Dinawan's Connection member, Will Ingram, said it had been fantastic to support the school's NAIDOC celebrations.

"We are always happy to be part of NAIDOC, the biggest thing about Aboriginal culture is that it's shared and is for everyone," he said.

"If everyone gets something out of it then the job of continuation is ongoing.

"It only gets better and better the more people partake."

He said Dinawan's Connection loved taking part in celebrations of Indigenous culture.

"We're always happy to help with the high school and other agencies in Cowra," he said.

"Culture is our passion and that's what we love doing, so we are always happy to give up our time to do that."

He said the school's new sculpture was a great step of recognition.

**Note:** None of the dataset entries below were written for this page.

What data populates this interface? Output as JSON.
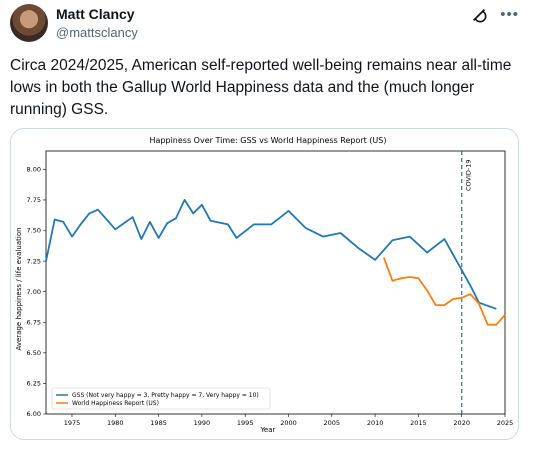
{
  "tweet": {
    "author_name": "Matt Clancy",
    "author_handle": "@mattsclancy",
    "text": "Circa 2024/2025, American self-reported well-being remains near all-time lows in both the Gallup World Happiness data and the (much longer running) GSS."
  },
  "icons": {
    "grok": "grok-icon",
    "more": "more-icon"
  },
  "colors": {
    "gss": "#1f77b4",
    "whr": "#ff7f0e",
    "covid": "#1f77b4"
  },
  "chart_data": {
    "type": "line",
    "title": "Happiness Over Time: GSS vs World Happiness Report (US)",
    "xlabel": "Year",
    "ylabel": "Average happiness / life evaluation",
    "xlim": [
      1972,
      2025
    ],
    "ylim": [
      6.0,
      8.15
    ],
    "xticks": [
      1975,
      1980,
      1985,
      1990,
      1995,
      2000,
      2005,
      2010,
      2015,
      2020,
      2025
    ],
    "yticks": [
      6.0,
      6.25,
      6.5,
      6.75,
      7.0,
      7.25,
      7.5,
      7.75,
      8.0
    ],
    "grid": false,
    "legend_position": "bottom-left",
    "annotation": {
      "x": 2020,
      "label": "COVID-19"
    },
    "series": [
      {
        "name": "GSS (Not very happy = 3, Pretty happy = 7, Very happy = 10)",
        "x": [
          1972,
          1973,
          1974,
          1975,
          1976,
          1977,
          1978,
          1980,
          1982,
          1983,
          1984,
          1985,
          1986,
          1987,
          1988,
          1989,
          1990,
          1991,
          1993,
          1994,
          1996,
          1998,
          2000,
          2002,
          2004,
          2006,
          2008,
          2010,
          2012,
          2014,
          2016,
          2018,
          2021,
          2022,
          2024
        ],
        "y": [
          7.25,
          7.59,
          7.57,
          7.45,
          7.55,
          7.64,
          7.67,
          7.51,
          7.61,
          7.43,
          7.57,
          7.44,
          7.56,
          7.6,
          7.75,
          7.64,
          7.71,
          7.58,
          7.55,
          7.44,
          7.55,
          7.55,
          7.66,
          7.52,
          7.45,
          7.48,
          7.36,
          7.26,
          7.42,
          7.45,
          7.32,
          7.43,
          7.05,
          6.91,
          6.86
        ]
      },
      {
        "name": "World Happiness Report (US)",
        "x": [
          2011,
          2012,
          2013,
          2014,
          2015,
          2016,
          2017,
          2018,
          2019,
          2020,
          2021,
          2022,
          2023,
          2024,
          2025
        ],
        "y": [
          7.28,
          7.09,
          7.11,
          7.12,
          7.11,
          7.01,
          6.89,
          6.89,
          6.94,
          6.95,
          6.98,
          6.9,
          6.73,
          6.73,
          6.81
        ]
      }
    ]
  }
}
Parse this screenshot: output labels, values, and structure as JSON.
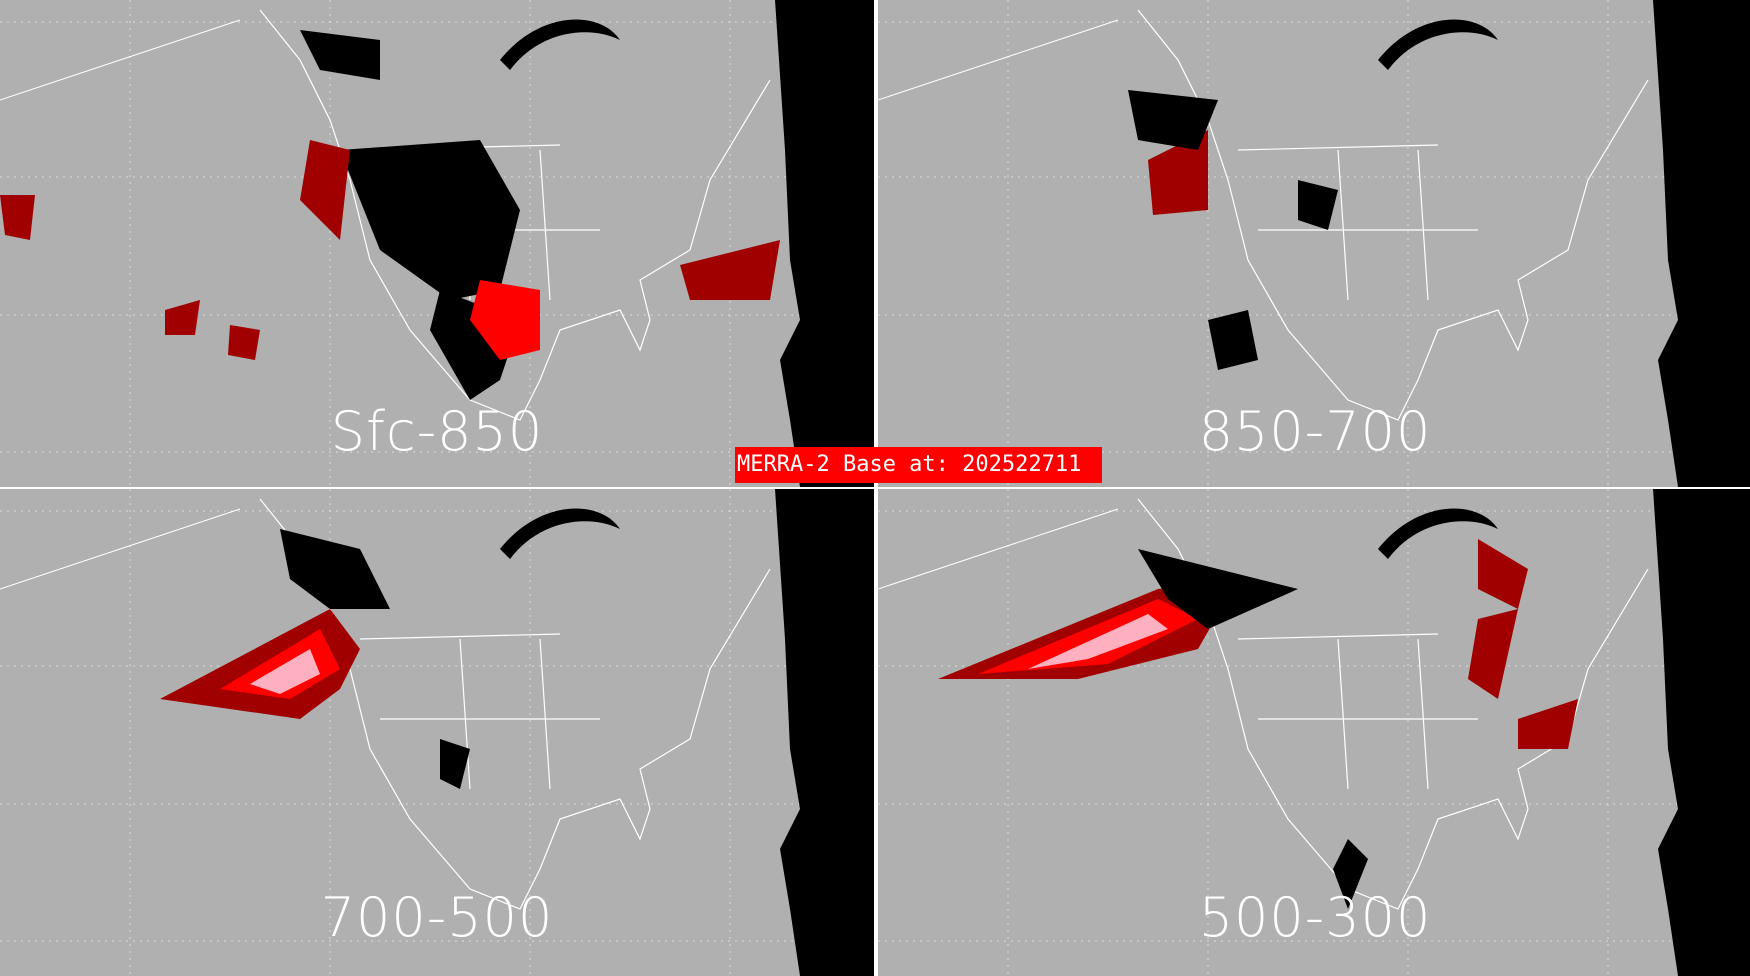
{
  "banner": "MERRA-2 Base at: 202522711",
  "panels": [
    {
      "label": "Sfc-850"
    },
    {
      "label": "850-700"
    },
    {
      "label": "700-500"
    },
    {
      "label": "500-300"
    }
  ],
  "colors": {
    "background": "#b0b0b0",
    "outline": "#ffffff",
    "black": "#000000",
    "red": "#ff0000",
    "darkred": "#a00000",
    "pink": "#ffb0c0"
  }
}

"The recognition is a big thing, it's slowly getting to the point where Aboriginal continuation of culture is going to be recognised across Australia mainstream," he said.

"Small steps but good steps in the same process."

Cowra High School Principal, Helene Hamilton, said it was an exciting time for the school.

"It's really special that we have this opportunity," she said.

"We're very proud of our Aboriginal heritage at Cowra High School, but it's also a huge sense of inclusivity where all of our kids from all different cultures come together and really appreciate and enjoy watching.

"Having that cultural awareness is also really good for our Aboriginal and non Aboriginal children and you could see that today."

She said the inclusion of Dinawan's Connection and the unveiling of the school's new sculpture brought the community into their celebrations.

"Thanks to Will and the Aboriginal education team at Cowra High School they are a fantastic family," she said.

"That helps create the Cowra High School family and shows that public education prides itself on inclusivity.

"Once we can get community to come back on school grounds it will be very exciting times and we can have them part of our learning."